A square matrix A is called skew-symmetric if A^T= A. Prove that if A is a skew-symmetric n x nmatrix and n is odd, then A is not inveritible.
what if n is even ?
Please help, I have no idea what is talking about.
A square matrix A is called skew-symmetric if A^T= A. Prove that if A is a skew-symmetric n x nmatrix and n is odd, then A is not inveritible.
what if n is even ?
Please help, I have no idea what is talking about.
Hello move123,
First your definition is incorrect. A matrix is skew symmetric if
$\displaystyle A^T=-A$
First we know that a matrix and its transpose have the same determinant. This gives
$\displaystyle \det(A^T)=\det(A)$
Since the determinant function is multi-linear when we factor an number out of an n by n matrix it will have the power n e.g
$\displaystyle \det(cA)=c^n\det(A)$ when A is an n by n matrix.

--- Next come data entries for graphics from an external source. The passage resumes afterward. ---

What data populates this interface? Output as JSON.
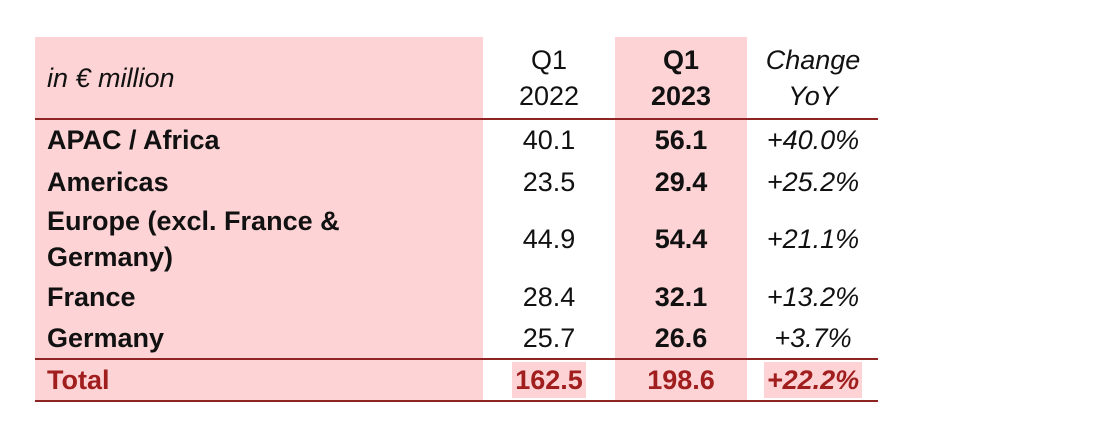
{
  "table": {
    "header": {
      "unit": "in € million",
      "columns": [
        [
          "Q1",
          "2022"
        ],
        [
          "Q1",
          "2023"
        ],
        [
          "Change",
          "YoY"
        ]
      ]
    },
    "rows": [
      [
        "APAC / Africa",
        "40.1",
        "56.1",
        "+40.0%"
      ],
      [
        "Americas",
        "23.5",
        "29.4",
        "+25.2%"
      ],
      [
        "Europe (excl. France & Germany)",
        "44.9",
        "54.4",
        "+21.1%"
      ],
      [
        "France",
        "28.4",
        "32.1",
        "+13.2%"
      ],
      [
        "Germany",
        "25.7",
        "26.6",
        "+3.7%"
      ]
    ],
    "total": [
      "Total",
      "162.5",
      "198.6",
      "+22.2%"
    ]
  }
}
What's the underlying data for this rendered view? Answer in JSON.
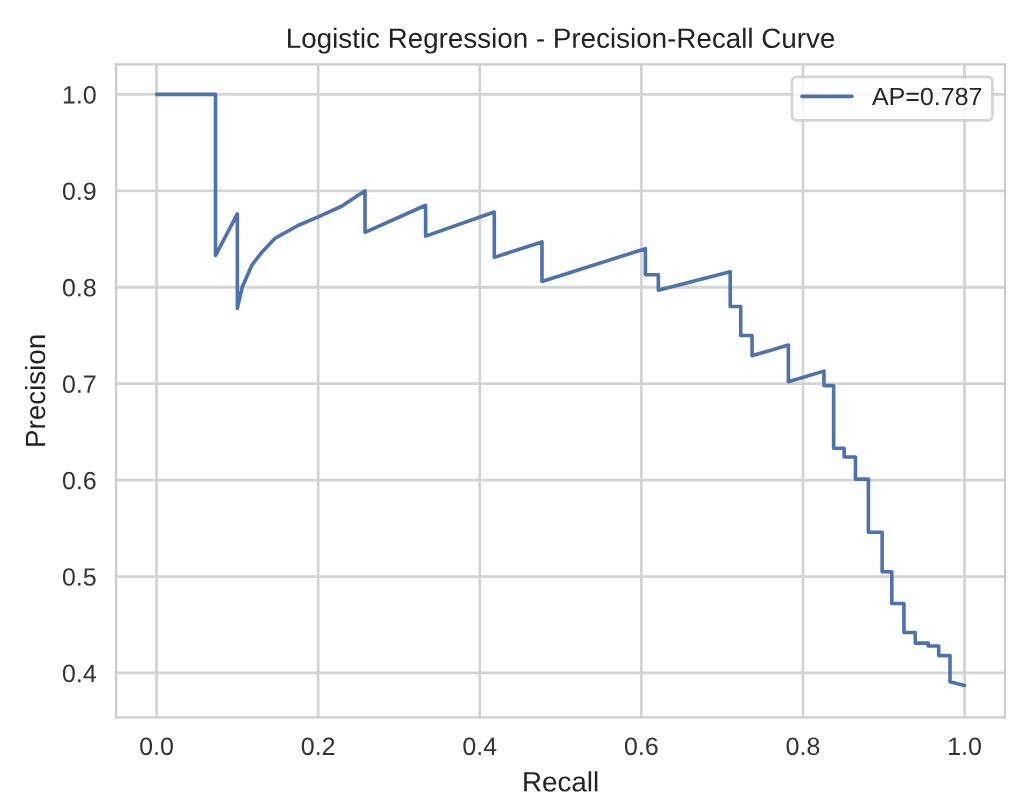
{
  "chart_data": {
    "type": "line",
    "title": "Logistic Regression - Precision-Recall Curve",
    "xlabel": "Recall",
    "ylabel": "Precision",
    "x": [
      0.0,
      0.073,
      0.073,
      0.1,
      0.1,
      0.106,
      0.118,
      0.13,
      0.147,
      0.175,
      0.2,
      0.229,
      0.258,
      0.258,
      0.333,
      0.333,
      0.418,
      0.418,
      0.477,
      0.477,
      0.605,
      0.605,
      0.621,
      0.621,
      0.71,
      0.71,
      0.723,
      0.723,
      0.737,
      0.737,
      0.782,
      0.782,
      0.826,
      0.826,
      0.838,
      0.838,
      0.851,
      0.851,
      0.865,
      0.865,
      0.881,
      0.881,
      0.898,
      0.898,
      0.91,
      0.91,
      0.925,
      0.925,
      0.939,
      0.939,
      0.955,
      0.955,
      0.968,
      0.968,
      0.982,
      0.982,
      1.0
    ],
    "series": [
      {
        "name": "AP=0.787",
        "color": "#4c72b0",
        "values": [
          1.0,
          1.0,
          0.833,
          0.876,
          0.778,
          0.8,
          0.823,
          0.836,
          0.851,
          0.864,
          0.873,
          0.884,
          0.9,
          0.857,
          0.885,
          0.853,
          0.878,
          0.831,
          0.847,
          0.806,
          0.84,
          0.813,
          0.813,
          0.797,
          0.816,
          0.78,
          0.78,
          0.75,
          0.75,
          0.729,
          0.74,
          0.702,
          0.713,
          0.698,
          0.698,
          0.633,
          0.633,
          0.624,
          0.624,
          0.601,
          0.601,
          0.546,
          0.546,
          0.505,
          0.505,
          0.472,
          0.472,
          0.442,
          0.442,
          0.431,
          0.431,
          0.428,
          0.428,
          0.418,
          0.418,
          0.391,
          0.387
        ]
      }
    ],
    "xlim": [
      -0.05,
      1.05
    ],
    "ylim": [
      0.354,
      1.031
    ],
    "xticks": [
      {
        "value": 0,
        "label": "0.0"
      },
      0.2,
      0.4,
      0.6,
      0.8,
      {
        "value": 1,
        "label": "1.0"
      }
    ],
    "yticks": [
      0.4,
      0.5,
      0.6,
      0.7,
      0.8,
      0.9,
      {
        "value": 1,
        "label": "1.0"
      }
    ],
    "grid": true,
    "legend": "top right"
  }
}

using this on the first equation gives
$\displaystyle \det(A)=\det(A^T)=\det(-A)=(-1)^n\det(A)$
This gives
$\displaystyle \det(A)-(-1)^n\det(A)=0 \iff [1+(-1)^{n+1}]\det(A)=0$
Now what can we say about the determinant when n is odd?
It can be proved that if $\displaystyle A=(a_{ij})$ is a real skew symmetric matrix of even order then,
$\displaystyle \det (A)=(p_n(A))^n$
where $\displaystyle p_n(A)$ is a polynomial of degree $\displaystyle n/2$ in the indeterminates $\displaystyle a_{ij}$ . Besides, $\displaystyle p_n(A)$ is determined up to a factor $\displaystyle \pm1$.
For example:
$\displaystyle A=\begin{bmatrix} \;\;0 &a\\-a & 0 \end{bmatrix}$
Then, $\displaystyle \det (A)=a^2$ where $\displaystyle p_n(a)=a$ or $\displaystyle p_n(a)=-a$ .